La mémoire retrouvée – Edmund de Waal

Edmund de Waal hérite de son grand-oncle Iggie de 264 netsukes, des petites figurines japonaises.
En utilisant cette collection comme fil conducteur, il retrace dans « La Mémoire Retrouvée »  l’histoire de sa famille, les Ephrussi.

Si l’origine de la fortune des Ephrussi se trouve à Odessa, dans l’exportation de céréales, c’est à Paris et Vienne que cette famille juive va s’illustrer dans le domaine bancaire.

Avec Charles, mondain, polyglotte, historien d’art, collectionneur, on se retrouve plongés dans le Paris des années 1870-1880, autour de l’hôtel particulier Ephrussi de la rue de Monceau . C’est lui qui va acquérir les fameux netsukes mais aussi de nombreuses peintures impressionnistes et sa collection de tableaux est incroyable. La rumeur dit qu’il aurait inspiré le personnage de Swann à Proust. Les Ephrussi sont liés aux Cahen d’Anvers, aux Camondo, aux Rothschild, aux Reinach …

Lorsque son neveu Viktor (l’arrière-grand-père de l’auteur) se marie, Charles lui offre la collection de netsukes, qui trouve sa place dans le palais Ephrussi de Vienne. De nouveau, nous sommes plongés dans une ville trépidante et rayonnante, celle de Stefan Zweig, de Joseph Roth, de Rilke, où la famille tient une place de choix. Le nazisme va littéralement effacer de Vienne cette famille: certains vont être assassinés, d’autres vont s’exiler, tous seront spoliés de leurs maisons, livres, œuvres d’art … Et parler des netsukes qui résideront ensuite au Japon puis en Angleterre, c’est aussi rendre hommage à celle qui sauva cette collection.

Le livre mériterait un chapitre pour présenter les différents personnages car il y en a vraiment beaucoup, avec en plus des homonymes, mais je l’ai trouvé passionnant…

Ce qui est effarant dans cette histoire, c’est de constater à quel point cette famille éminente, ce nom illustre, vont disparaître en quelques années de Paris et de Vienne.
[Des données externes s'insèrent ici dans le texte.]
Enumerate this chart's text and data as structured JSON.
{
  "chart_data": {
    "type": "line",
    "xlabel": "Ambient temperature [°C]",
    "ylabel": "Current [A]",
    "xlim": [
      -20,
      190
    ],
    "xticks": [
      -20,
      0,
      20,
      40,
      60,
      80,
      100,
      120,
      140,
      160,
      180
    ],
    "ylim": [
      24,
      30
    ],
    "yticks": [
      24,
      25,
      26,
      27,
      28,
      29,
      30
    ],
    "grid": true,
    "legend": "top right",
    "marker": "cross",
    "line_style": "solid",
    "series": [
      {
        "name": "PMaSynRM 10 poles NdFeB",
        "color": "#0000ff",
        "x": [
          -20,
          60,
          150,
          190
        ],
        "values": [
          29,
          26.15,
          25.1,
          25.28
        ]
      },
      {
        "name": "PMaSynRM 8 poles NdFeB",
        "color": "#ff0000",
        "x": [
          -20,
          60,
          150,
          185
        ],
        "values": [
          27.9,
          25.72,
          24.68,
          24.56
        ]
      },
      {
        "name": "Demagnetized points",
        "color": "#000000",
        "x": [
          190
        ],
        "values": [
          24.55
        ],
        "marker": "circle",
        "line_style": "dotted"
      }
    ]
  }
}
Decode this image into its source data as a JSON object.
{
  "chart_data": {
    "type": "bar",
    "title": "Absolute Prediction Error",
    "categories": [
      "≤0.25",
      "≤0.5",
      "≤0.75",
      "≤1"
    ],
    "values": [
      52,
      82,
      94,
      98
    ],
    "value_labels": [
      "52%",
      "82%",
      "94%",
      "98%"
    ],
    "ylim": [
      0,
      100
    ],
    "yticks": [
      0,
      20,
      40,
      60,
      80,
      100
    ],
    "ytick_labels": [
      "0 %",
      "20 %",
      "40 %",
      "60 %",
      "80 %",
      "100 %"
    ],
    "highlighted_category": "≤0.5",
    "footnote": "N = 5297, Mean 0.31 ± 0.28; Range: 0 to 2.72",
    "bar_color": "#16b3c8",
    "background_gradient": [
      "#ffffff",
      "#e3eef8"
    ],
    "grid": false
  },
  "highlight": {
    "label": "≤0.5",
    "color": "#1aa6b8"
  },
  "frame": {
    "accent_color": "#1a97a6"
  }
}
Comme la famille de Camondo qui était son alliée… Restent des références littéraires, des bâtiments frappés du double E, la villa Ephrussi et les efforts de certains descendants pour que l’on se rappelle de ce nom qui fut si important en Europe …

Publié en 2011 chez Albin Michel, traduit par Marina Boraso, en poche chez Libres Champs sous le titre  » Le lièvre aux yeux d’ambre », 480 pages.